9 ways to make your presentation more interesting.

 

1- Use less text and even less numbers.

Use visuals as opposed to text when giving a presentation; Regardless of the subject being discussed, slides are intended to engage the audience with clear and colorful graphics, graphs, and tables—not as a teleprompter for the speaker. Even an audience of PhD students are like any other human being: highly visual.

2- Avoid information overload

Whether presenting templates, words, graphs, or figures, the rule of thumb is K.I.S.S—keep it short and simple. Your audience can only take so much information. Divide the body of your presentation into the three main points you want the audience to recall and process and limit your diagrams to a maximum of seven components.

3- Verbal Cues

Experienced presenters know that how something is presented can be more crucial than what is being presented. Aside from using visual aids, engage the audience’s senses. Establish eye contact, vary your tone of voice, make the appropriate facial expressions and natural gestures, and convey a high level of energy and confidence—in most cases these are more important than the  words you say. As long as these nonverbal cues are not distracting,your audience will stay interested and actually believe what you’re saying.

4- Know your audience.

Understand their learning style and knowledge level before giving your presentation including what information they need to know.
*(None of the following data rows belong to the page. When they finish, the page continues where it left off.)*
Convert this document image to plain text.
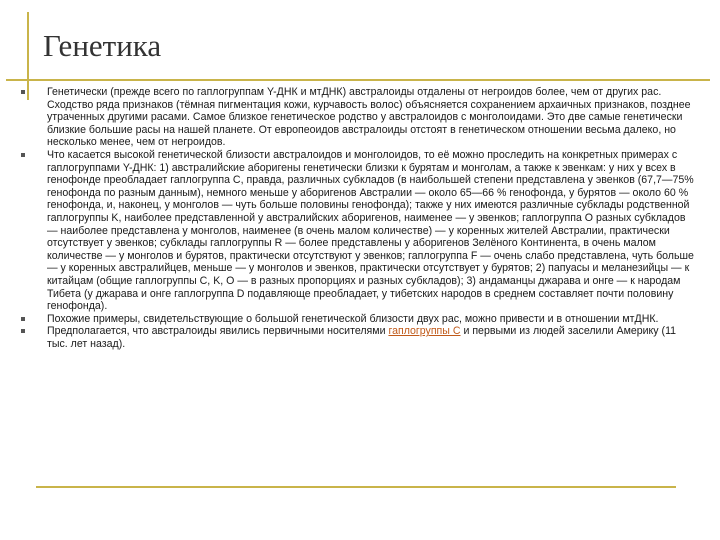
Генетика
Генетически (прежде всего по гаплогруппам Y-ДНК и мтДНК) австралоиды отдалены от негроидов более, чем от других рас. Сходство ряда признаков (тёмная пигментация кожи, курчавость волос) объясняется сохранением архаичных признаков, позднее утраченных другими расами. Самое близкое генетическое родство у австралоидов с монголоидами. Это две самые генетически близкие большие расы на нашей планете. От европеоидов австралоиды отстоят в генетическом отношении весьма далеко, но несколько менее, чем от негроидов.
Что касается высокой генетической близости австралоидов и монголоидов, то её можно проследить на конкретных примерах с гаплогруппами Y-ДНК: 1) австралийские аборигены генетически близки к бурятам и монголам, а также к эвенкам: у них у всех в генофонде преобладает гаплогруппа C, правда, различных субкладов (в наибольшей степени представлена у эвенков (67,7—75% генофонда по разным данным), немного меньше у аборигенов Австралии — около 65—66 % генофонда, у бурятов — около 60 % генофонда, и, наконец, у монголов — чуть больше половины генофонда); также у них имеются различные субклады родственной гаплогруппы K, наиболее представленной у австралийских аборигенов, наименее — у эвенков; гаплогруппа O разных субкладов — наиболее представлена у монголов, наименее (в очень малом количестве) — у коренных жителей Австралии, практически отсутствует у эвенков; субклады гаплогруппы R — более представлены у аборигенов Зелёного Континента, в очень малом количестве — у монголов и бурятов, практически отсутствуют у эвенков; гаплогруппа F — очень слабо представлена, чуть больше — у коренных австралийцев, меньше — у монголов и эвенков, практически отсутствует у бурятов; 2) папуасы и меланезийцы — к китайцам (общие гаплогруппы C, K, O — в разных пропорциях и разных субкладов); 3) андаманцы джарава и онге — к народам Тибета (у джарава и онге гаплогруппа D подавляюще преобладает, у тибетских народов в среднем составляет почти половину генофонда).
Похожие примеры, свидетельствующие о большой генетической близости двух рас, можно привести и в отношении мтДНК.
Предполагается, что австралоиды явились первичными носителями гаплогруппы C и первыми из людей заселили Америку (11 тыс. лет назад).
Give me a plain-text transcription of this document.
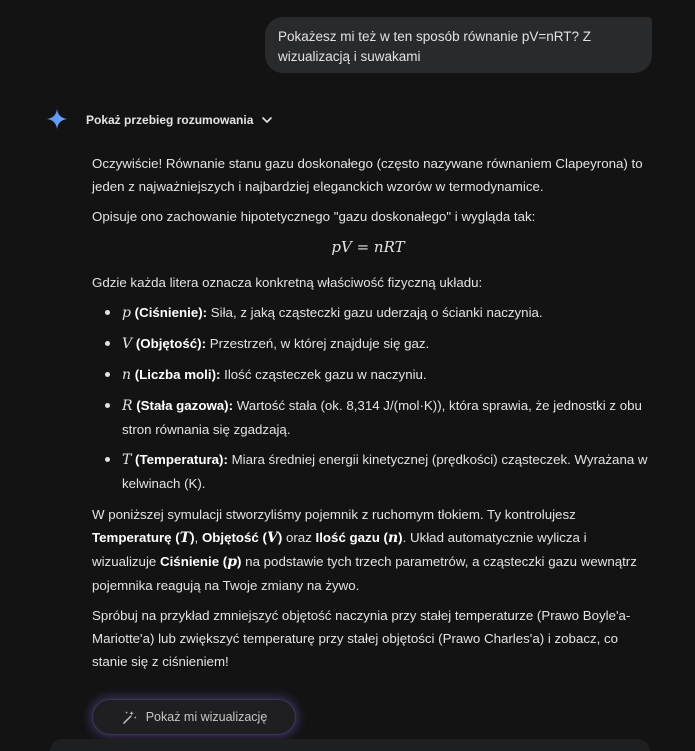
Pokażesz mi też w ten sposób równanie pV=nRT? Z wizualizacją i suwakami
Pokaż przebieg rozumowania

Oczywiście! Równanie stanu gazu doskonałego (często nazywane równaniem Clapeyrona) to jeden z najważniejszych i najbardziej eleganckich wzorów w termodynamice.

Opisuje ono zachowanie hipotetycznego "gazu doskonałego" i wygląda tak:

pV = nRT

Gdzie każda litera oznacza konkretną właściwość fizyczną układu:

p (Ciśnienie): Siła, z jaką cząsteczki gazu uderzają o ścianki naczynia.
V (Objętość): Przestrzeń, w której znajduje się gaz.
n (Liczba moli): Ilość cząsteczek gazu w naczyniu.
R (Stała gazowa): Wartość stała (ok. 8,314 J/(mol·K)), która sprawia, że jednostki z obu stron równania się zgadzają.
T (Temperatura): Miara średniej energii kinetycznej (prędkości) cząsteczek. Wyrażana w kelwinach (K).

W poniższej symulacji stworzyliśmy pojemnik z ruchomym tłokiem. Ty kontrolujesz Temperaturę (T), Objętość (V) oraz Ilość gazu (n). Układ automatycznie wylicza i wizualizuje Ciśnienie (p) na podstawie tych trzech parametrów, a cząsteczki gazu wewnątrz pojemnika reagują na Twoje zmiany na żywo.

Spróbuj na przykład zmniejszyć objętość naczynia przy stałej temperaturze (Prawo Boyle'a-Mariotte'a) lub zwiększyć temperaturę przy stałej objętości (Prawo Charles'a) i zobacz, co stanie się z ciśnieniem!

Pokaż mi wizualizację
Most guidelines recommend presenting the bigger picture first before drilling down the details but some actually learn faster the opposite way.

5- Engage your audience.

It’s important to check if your audience understands your message every now and then. Get your audience to participate by engaging them in a discussion or voting rather than just talking to

6- Employ humor, surprises, and practical examples.

Just because a topic can be serious and complex doesn’t mean you can’t do what presenters of other subjects do to keep their audience interested and awake like telling a joke or structuring your presentation as a unique story. Move beyond PowerPoint slides while speaking, especially when you need your audience to totally focus on the matter at hand.

7- Practice, practice, practice.

There is truth to the saying “practice makes perfect.” Rehearse the presentation, including any jokes or stories, multiple times until it becomes so natural you no longer need a script and will only have to establish rapport with your audience come presentation day. Try recording your presentation to make a realistic assessment.

8- End your presentation with a summary.

Have your audience leave the room with a clear understanding of your message or what they have to do with a brief conclusion using large and readable fonts or graphics. When using fonts for technical matters, avoid using comic sans or fonts smaller than 28 points.